457-я. Тоже ведь колебался – зайти ли?.. Но меня зазвали. Влад Алексеич Санин. Покурили с ним в коридоре, он с предвкушением говорит: давай, мол, посмотрим футбол-хоккей?
И меня потянуло: на старомодный их диван, на теплый, откинулся на спинку, и никаких дум, телевизор как пуп земли, а на экране оно движется. Неважно что. Оно. Но я еще колебался, как вдруг Влад Алексеич говорит – борщ, там, мол, уже борщом пахнет.

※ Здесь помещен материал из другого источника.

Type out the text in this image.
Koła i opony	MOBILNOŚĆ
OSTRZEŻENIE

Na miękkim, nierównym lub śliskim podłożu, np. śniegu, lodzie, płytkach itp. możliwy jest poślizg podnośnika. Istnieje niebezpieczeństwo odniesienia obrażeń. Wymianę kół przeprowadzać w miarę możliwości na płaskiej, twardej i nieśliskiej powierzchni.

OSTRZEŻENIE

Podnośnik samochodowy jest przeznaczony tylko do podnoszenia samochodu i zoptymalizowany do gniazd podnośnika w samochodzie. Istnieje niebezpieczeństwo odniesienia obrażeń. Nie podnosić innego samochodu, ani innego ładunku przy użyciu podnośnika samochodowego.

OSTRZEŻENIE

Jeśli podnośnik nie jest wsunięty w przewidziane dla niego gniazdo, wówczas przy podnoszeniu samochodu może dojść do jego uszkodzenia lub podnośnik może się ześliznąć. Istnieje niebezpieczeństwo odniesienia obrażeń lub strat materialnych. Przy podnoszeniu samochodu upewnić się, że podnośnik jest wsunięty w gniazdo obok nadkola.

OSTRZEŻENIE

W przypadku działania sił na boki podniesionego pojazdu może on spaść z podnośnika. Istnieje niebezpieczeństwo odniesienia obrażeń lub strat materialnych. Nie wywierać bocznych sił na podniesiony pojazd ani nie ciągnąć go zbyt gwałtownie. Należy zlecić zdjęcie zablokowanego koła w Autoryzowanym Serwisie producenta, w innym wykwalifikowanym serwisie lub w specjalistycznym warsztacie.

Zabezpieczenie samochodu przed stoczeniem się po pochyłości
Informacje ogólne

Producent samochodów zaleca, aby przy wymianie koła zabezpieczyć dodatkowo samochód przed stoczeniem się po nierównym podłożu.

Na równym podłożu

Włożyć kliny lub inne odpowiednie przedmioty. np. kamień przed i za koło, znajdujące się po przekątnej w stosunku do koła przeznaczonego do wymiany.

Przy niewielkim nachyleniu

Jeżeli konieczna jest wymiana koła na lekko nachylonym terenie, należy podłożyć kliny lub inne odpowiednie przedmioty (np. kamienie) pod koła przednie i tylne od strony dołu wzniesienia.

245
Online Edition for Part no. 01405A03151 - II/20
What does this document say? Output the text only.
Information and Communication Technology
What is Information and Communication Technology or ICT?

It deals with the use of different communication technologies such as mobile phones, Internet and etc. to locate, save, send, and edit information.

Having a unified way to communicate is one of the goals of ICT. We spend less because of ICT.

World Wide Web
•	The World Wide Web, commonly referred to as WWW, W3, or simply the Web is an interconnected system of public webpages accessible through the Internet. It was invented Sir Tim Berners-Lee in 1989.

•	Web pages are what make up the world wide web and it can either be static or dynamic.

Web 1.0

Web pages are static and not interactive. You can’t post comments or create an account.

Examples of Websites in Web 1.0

Вошли; и Влад Алексеич тут же, как хозяин, как с барского плеча, даю хоккей, даю и все остальное – жена, борщ на стол! гость у нас!.. Жена славная, милая, немного скривилась (я для нее как бомж). Но женщина себя уважает, хозяйка, деться некуда – и вот тарелка борща передо мной, горячий, дымится, чудо. Еще не ел, а уже доволен. (Есть такие собаки, удовлетворяются запахом – смотрят на еду, пасть не разинут.) Я сидел уже вполне счастливый. А из комнаты, что в глубине, появился с недовольным видом их зять. Ах ты, боже мой. Ну зачем он вышел? (Я вспомнил: и сам Влад Алексеич, и его жена от зятька зависят. Зять в одной из только-только появившихся коммерческих структур – зарабатывает! Он может купить квартиру, не общажную, а настоящую городскую. Но, конечно, может и не купить.) Он постоял с минуту. Зять как зять. Постоял свою затянувшуюся минуту и говорит медленно (не хамски, однако же со смешком) – гостей, мол, зовете! ну-ну!..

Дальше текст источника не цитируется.